At trial, a Brookshire executive testified that he has saved only a portion of the video just to show that the fall had happened, but had not saved additionally footage as he did not think it was relevant and did not know at that time there would be litigation about the fall. The trial court submitted the following instruction: “If you find that Brookshire Brothers knew or reasonably should have known that such portions of the store video were not preserved and contained relevant evidence to the issues in this case, and its non-preservation has not been satisfactorily explained, then you are instructed that you may consider such evidence would have been unfavorable to Brookshire Brothers.”

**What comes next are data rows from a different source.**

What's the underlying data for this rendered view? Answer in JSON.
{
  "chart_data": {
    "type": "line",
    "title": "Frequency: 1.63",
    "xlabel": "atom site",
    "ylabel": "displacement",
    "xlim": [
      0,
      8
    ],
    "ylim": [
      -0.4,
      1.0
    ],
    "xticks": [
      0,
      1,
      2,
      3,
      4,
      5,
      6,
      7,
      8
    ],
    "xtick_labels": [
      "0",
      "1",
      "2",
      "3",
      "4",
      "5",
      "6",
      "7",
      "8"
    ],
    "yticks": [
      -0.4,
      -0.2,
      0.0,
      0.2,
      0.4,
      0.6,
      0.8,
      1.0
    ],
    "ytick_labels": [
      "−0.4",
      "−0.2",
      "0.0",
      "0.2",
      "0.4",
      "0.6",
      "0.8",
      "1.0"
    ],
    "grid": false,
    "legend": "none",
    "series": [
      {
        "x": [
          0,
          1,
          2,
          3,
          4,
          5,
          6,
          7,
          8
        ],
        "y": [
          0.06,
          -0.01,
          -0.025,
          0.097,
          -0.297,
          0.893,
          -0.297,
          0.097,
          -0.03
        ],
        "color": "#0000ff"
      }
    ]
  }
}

The jury awarded Aldridge $1.6 million in damages. The appellant court affirmed and the supreme court granted review.

The “New” Texas Two-Step

Upon review, the Court completely rewrote spoliation. The Court formalized a two-step analysis for handling spoliation by the trial court. First, a court—not a jury—must determine, as a matter of law, whether a party spoliated evidence; and second, if spoliation occurred, the court must assess an appropriate remedy. Regarding step one, the Court further required the trial court to find: (1) whether the party had a duty to reasonably preserve evidence; (2) whether the party intentionally or negligently breached the duty by failing to do so; and (3) whether the spoliation prejudiced the non-spoliating party’s ability to present its case or defense. The duty to preserve evidence is not raised unless a party (based on a reasonable person standard) knows or reasonably should know that there is a substantial chance that a claim will be filed and that the subject evidence is relevant and material. An alleged non-spoliating party that has a duty can defend a spoliation allegation by offering a justification for the failure to preserve the potentially relevant evidence.

With regard to step two, if the trial court finds spoliation has occurred, the court may submit a spoliation jury instruction which is the harshest remedy, but only if it finds: (1) the spoliating party acted with intent to conceal discoverable evidence, or (2) the spoliating party acted negligently and caused the non-spoliating party to be irreparably deprived of any meaningful way to present a claim or defense. Brookshire Brothers, 439 S.W.3d at 23-26. The Texas Supreme Court found Brookshire Brothers had not intentionally spoliated the tape and affirmed the trial court judgment.

Where’s the Mesh?

Given the surge in vaginal mesh products liability cases over the last few years and our firm’s participation in them, it is possible that manufacturers may soon argue that our patient-clients have a duty to preserve any revised or explanted mesh. Consequently, if you are one of the thousands of unlucky women that have experienced the pain and suffering of having had surgically implanted mesh and are considering removal, it is better to be “safe than sorry”—tell your doctor to preserve any trimmed or explanted mesh, especially if you have already filed suit against a manufacturer. Not only will this simple suggestion prevent the manufacturer from arguing that you spoliated relevant evidence, but it will also go a long way in helping you and your attorney to prove the necessary piece to a successful trial outcome of “how” you were injured by the mesh.